According to a report by J.P. Morgan analyst Harlan Suhr in 2020, the generations of Google TPUv1 to v4 were co-designed by Broadcom. At that time, it had already begun producing TPUv4 using the 7nm process and began cooperating with Google to design TPUv5 using the 5nm process.
Sur said that Broadcom's application-specific integrated circuit (ASIC) business's full-year revenue in 2020 was US$750 million, up from US$50 million in 2016. In addition to chip design, Broadcom also provided key intellectual property rights to Google and was responsible for steps such as manufacturing, testing and packaging new chips to supply Google's new data centers. Broadcom also cooperates with other customers such as Facebook, Microsoft and AT&T to design ASIC chips.
According to Broadcom's 2022 financial report, it divides ASIC revenue into two parts: routing and switching and computing offloading. Compute offloading is handled in the data center in two steps. When a compute request comes in, routers and switches decide which part of the data center should handle the work.
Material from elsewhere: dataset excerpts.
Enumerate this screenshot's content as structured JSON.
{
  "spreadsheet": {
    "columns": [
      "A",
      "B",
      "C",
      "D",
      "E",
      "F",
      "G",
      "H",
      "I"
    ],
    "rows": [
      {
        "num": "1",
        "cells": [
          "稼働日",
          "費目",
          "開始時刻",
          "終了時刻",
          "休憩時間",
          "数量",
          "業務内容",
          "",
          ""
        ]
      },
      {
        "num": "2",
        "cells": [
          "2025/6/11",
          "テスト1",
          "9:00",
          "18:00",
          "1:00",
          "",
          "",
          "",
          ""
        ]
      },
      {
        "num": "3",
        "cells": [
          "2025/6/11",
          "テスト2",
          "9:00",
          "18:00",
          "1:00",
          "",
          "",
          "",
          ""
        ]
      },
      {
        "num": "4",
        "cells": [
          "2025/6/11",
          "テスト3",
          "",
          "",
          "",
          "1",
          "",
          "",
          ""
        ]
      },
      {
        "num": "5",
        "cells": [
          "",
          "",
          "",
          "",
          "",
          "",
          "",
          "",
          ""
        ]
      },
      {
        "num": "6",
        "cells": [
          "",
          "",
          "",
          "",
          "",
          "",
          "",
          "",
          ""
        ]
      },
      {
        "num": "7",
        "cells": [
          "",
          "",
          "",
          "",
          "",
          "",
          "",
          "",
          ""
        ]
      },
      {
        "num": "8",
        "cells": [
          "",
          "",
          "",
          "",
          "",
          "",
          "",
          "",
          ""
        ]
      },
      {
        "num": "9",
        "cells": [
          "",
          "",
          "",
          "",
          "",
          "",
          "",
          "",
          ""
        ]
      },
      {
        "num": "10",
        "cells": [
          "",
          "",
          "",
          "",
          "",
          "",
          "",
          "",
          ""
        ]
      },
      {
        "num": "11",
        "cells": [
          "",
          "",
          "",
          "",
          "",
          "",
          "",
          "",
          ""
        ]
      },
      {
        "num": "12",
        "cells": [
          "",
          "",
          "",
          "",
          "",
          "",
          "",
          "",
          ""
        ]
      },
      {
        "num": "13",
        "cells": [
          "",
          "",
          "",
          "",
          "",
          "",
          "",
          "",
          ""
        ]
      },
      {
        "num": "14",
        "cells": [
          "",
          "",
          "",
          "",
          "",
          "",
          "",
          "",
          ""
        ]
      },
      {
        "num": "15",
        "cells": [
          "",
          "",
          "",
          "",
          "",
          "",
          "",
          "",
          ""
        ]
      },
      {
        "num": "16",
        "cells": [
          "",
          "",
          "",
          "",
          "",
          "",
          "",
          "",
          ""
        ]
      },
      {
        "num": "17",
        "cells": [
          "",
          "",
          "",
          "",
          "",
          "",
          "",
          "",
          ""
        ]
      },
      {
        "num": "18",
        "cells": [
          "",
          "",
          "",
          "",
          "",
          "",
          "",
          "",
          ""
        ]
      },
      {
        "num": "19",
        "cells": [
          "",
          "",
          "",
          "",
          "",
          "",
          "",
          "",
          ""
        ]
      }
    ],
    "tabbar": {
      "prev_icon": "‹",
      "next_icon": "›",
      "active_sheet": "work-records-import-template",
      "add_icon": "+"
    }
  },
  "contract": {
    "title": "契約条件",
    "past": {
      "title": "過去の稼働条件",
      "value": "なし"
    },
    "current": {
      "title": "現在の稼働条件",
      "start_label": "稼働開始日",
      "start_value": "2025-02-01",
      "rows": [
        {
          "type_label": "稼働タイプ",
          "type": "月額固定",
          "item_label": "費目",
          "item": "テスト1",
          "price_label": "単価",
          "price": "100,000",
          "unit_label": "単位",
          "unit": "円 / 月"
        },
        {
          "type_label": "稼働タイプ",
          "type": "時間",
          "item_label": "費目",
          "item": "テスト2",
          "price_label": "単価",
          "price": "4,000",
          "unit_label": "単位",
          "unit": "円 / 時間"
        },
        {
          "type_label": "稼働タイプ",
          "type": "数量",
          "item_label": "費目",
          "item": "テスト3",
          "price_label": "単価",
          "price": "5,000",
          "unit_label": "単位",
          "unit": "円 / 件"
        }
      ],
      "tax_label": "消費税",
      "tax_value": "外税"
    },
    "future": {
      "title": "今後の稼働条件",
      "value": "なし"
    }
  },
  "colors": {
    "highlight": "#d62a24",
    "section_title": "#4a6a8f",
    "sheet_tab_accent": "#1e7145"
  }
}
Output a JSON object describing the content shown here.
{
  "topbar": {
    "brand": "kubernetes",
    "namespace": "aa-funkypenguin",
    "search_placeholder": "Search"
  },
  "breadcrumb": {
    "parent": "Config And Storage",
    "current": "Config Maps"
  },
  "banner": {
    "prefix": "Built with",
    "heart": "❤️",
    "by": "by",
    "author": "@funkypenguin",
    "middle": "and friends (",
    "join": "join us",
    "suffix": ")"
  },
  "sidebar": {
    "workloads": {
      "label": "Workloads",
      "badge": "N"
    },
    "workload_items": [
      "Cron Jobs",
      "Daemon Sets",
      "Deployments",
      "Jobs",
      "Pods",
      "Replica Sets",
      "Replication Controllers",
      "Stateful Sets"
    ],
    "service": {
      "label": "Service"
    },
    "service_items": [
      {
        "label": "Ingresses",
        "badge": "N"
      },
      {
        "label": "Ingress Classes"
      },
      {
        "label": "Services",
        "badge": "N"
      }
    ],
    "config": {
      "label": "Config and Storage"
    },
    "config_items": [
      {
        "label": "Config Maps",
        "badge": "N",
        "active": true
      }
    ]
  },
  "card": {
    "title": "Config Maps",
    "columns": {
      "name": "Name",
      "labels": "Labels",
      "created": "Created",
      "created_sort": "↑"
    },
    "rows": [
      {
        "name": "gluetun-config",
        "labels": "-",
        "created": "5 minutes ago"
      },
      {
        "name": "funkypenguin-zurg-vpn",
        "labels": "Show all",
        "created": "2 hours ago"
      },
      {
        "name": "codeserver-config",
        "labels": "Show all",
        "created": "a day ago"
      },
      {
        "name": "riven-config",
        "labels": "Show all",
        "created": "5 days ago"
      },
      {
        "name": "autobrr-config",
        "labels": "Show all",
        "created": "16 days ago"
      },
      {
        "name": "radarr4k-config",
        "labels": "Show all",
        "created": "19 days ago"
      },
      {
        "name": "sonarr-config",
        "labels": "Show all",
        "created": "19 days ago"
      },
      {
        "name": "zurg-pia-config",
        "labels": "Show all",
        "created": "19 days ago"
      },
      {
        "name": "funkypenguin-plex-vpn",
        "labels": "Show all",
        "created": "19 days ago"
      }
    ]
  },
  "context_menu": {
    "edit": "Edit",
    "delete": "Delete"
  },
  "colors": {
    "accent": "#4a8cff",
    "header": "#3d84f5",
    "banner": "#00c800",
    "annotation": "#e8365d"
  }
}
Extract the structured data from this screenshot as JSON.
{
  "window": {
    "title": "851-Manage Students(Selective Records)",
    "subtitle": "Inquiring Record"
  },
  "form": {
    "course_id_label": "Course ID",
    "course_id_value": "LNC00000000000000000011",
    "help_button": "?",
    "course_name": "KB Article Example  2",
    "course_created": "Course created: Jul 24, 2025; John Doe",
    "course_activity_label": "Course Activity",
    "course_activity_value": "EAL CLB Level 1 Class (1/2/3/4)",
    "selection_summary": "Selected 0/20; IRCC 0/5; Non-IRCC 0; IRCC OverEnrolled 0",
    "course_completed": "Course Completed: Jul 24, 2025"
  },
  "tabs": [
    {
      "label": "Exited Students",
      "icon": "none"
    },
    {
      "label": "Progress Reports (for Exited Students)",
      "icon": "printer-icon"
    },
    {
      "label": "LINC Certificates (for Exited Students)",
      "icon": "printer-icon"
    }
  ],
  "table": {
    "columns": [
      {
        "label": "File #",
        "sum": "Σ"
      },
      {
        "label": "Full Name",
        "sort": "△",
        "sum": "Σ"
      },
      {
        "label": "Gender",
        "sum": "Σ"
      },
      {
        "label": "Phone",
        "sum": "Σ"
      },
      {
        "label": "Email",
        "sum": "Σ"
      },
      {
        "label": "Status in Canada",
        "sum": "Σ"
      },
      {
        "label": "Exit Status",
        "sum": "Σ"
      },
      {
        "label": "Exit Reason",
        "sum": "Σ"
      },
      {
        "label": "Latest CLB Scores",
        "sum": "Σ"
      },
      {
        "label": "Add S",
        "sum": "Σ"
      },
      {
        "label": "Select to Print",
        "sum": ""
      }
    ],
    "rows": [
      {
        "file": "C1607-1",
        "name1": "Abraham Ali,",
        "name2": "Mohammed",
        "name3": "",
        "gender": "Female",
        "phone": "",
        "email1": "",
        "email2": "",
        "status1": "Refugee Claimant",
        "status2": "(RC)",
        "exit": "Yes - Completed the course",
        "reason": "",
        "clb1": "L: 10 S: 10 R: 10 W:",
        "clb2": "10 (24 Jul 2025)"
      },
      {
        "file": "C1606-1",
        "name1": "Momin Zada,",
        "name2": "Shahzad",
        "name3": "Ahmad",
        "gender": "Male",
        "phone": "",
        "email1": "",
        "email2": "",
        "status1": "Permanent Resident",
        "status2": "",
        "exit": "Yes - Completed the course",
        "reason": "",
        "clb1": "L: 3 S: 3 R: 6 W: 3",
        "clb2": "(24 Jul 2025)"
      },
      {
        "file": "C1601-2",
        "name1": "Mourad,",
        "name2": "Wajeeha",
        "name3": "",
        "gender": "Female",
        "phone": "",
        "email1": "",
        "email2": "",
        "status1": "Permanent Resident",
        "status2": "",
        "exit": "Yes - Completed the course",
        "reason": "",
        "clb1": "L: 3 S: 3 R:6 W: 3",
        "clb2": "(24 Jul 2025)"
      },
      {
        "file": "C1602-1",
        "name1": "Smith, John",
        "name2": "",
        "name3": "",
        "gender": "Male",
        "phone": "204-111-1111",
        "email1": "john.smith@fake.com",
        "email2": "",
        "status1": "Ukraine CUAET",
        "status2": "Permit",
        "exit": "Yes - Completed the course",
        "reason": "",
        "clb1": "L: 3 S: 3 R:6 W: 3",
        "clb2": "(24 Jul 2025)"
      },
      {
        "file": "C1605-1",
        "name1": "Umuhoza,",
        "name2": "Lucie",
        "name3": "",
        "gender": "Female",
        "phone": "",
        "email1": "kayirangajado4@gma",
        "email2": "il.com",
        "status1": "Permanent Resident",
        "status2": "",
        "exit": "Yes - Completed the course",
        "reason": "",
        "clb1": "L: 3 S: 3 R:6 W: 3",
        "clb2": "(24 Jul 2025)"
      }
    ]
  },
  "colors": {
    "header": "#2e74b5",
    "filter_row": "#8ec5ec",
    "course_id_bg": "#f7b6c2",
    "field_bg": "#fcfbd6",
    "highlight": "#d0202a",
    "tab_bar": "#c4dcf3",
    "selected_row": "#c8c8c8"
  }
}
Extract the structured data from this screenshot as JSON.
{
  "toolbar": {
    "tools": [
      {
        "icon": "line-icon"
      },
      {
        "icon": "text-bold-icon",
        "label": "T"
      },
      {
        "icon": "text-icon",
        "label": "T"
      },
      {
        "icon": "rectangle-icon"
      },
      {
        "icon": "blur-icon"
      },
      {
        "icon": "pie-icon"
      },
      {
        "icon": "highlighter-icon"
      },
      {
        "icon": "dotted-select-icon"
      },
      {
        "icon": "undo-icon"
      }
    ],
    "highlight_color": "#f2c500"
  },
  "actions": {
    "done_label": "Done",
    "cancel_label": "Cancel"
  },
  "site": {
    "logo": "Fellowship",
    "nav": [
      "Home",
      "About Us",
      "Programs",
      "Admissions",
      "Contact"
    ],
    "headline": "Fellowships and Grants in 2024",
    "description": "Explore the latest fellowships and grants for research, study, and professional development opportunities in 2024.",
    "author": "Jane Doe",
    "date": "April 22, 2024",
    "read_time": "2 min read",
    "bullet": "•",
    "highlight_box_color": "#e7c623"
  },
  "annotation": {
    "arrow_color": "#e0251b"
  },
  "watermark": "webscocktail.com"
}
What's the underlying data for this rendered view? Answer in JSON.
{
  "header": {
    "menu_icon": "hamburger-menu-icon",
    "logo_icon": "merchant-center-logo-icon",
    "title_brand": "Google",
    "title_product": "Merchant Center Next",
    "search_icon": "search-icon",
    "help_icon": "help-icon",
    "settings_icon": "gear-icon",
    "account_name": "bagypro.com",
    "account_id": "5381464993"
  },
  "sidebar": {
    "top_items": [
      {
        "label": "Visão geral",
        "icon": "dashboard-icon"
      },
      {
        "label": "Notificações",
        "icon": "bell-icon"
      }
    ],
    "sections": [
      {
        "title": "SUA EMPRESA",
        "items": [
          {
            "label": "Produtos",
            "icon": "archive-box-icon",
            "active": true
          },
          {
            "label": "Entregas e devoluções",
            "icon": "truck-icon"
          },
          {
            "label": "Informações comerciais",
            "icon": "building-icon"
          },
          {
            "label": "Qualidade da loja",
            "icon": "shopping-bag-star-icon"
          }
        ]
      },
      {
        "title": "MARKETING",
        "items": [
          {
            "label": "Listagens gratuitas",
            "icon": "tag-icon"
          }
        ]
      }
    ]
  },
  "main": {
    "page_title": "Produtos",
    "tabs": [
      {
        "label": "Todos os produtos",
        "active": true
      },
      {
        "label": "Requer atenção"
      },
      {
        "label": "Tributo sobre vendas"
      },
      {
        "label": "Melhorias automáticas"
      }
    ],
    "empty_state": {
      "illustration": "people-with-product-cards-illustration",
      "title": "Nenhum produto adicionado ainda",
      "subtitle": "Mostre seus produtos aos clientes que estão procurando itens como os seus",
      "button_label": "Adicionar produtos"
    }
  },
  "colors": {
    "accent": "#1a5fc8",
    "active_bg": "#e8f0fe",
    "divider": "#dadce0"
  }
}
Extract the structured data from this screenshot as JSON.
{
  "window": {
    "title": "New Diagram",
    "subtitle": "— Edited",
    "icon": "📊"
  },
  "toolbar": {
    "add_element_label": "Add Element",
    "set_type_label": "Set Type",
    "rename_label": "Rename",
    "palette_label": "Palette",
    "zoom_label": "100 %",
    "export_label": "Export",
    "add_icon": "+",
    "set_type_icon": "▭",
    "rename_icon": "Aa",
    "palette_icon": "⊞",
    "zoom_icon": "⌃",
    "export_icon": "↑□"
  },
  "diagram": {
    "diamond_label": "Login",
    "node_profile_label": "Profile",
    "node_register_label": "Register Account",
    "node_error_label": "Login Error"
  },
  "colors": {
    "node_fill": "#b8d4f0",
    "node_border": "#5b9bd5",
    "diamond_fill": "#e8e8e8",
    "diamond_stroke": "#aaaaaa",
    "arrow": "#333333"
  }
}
Once decided, a processor (usually a CPU or GPU, like those designed by NVIDIA) does the calculations, which are then sent back to the end user again by those routers and switches over the Internet or private network.
In terms of revenue, Broadcom is the second largest artificial intelligence chip company in the world, second only to Nvidia. Its ASIC sales amount to billions of dollars. This is the result of Google's increased TPU deployment in response to Microsoft's cooperation with OpenAI. Just one Google TPU more than quadrupled Broadcom's ASIC revenue. The artificial intelligence tax that Google did not pay to Nvidia went into Broadcom's pocket in another form.
No matter which company it is, it will not be willing to continue to pay this money. Therefore, in September this year, it was reported that Google was preparing to end its partnership with Broadcom before 2027. Sources said that Google executives had set the goal of abandoning Broadcom and began to consider its competitor Marvell. The two companies had been in a months-long impasse over the pricing of TPU chips.
Although Google officials later came out to refute the rumors and stated that they currently have no plans to change their cooperative relationship with Broadcom, it is already known that the two companies are at odds in private.
Google made a smart calculation on TPU. When Microsoft and other giants obediently paid, it took out TPUv5p to fight against Nvidia. However, what it did not expect was that the ASIC cooperation, which was inconspicuous a few years ago, has now become the biggest stumbling block in the development of TPU. As long as the scale of TPU deployment is expanded, Broadcom must continue to increase money.
Thinking about it this way, the giants really can't escape the first grade of junior high school, but they can't escape the fifteenth grade. They can escape the 70% profit of Nvidia GPU, but they can't escape partner companies like Broadcom and Microsoft. If they want to save money on AI chips, they will inevitably encounter difficulties like Google today.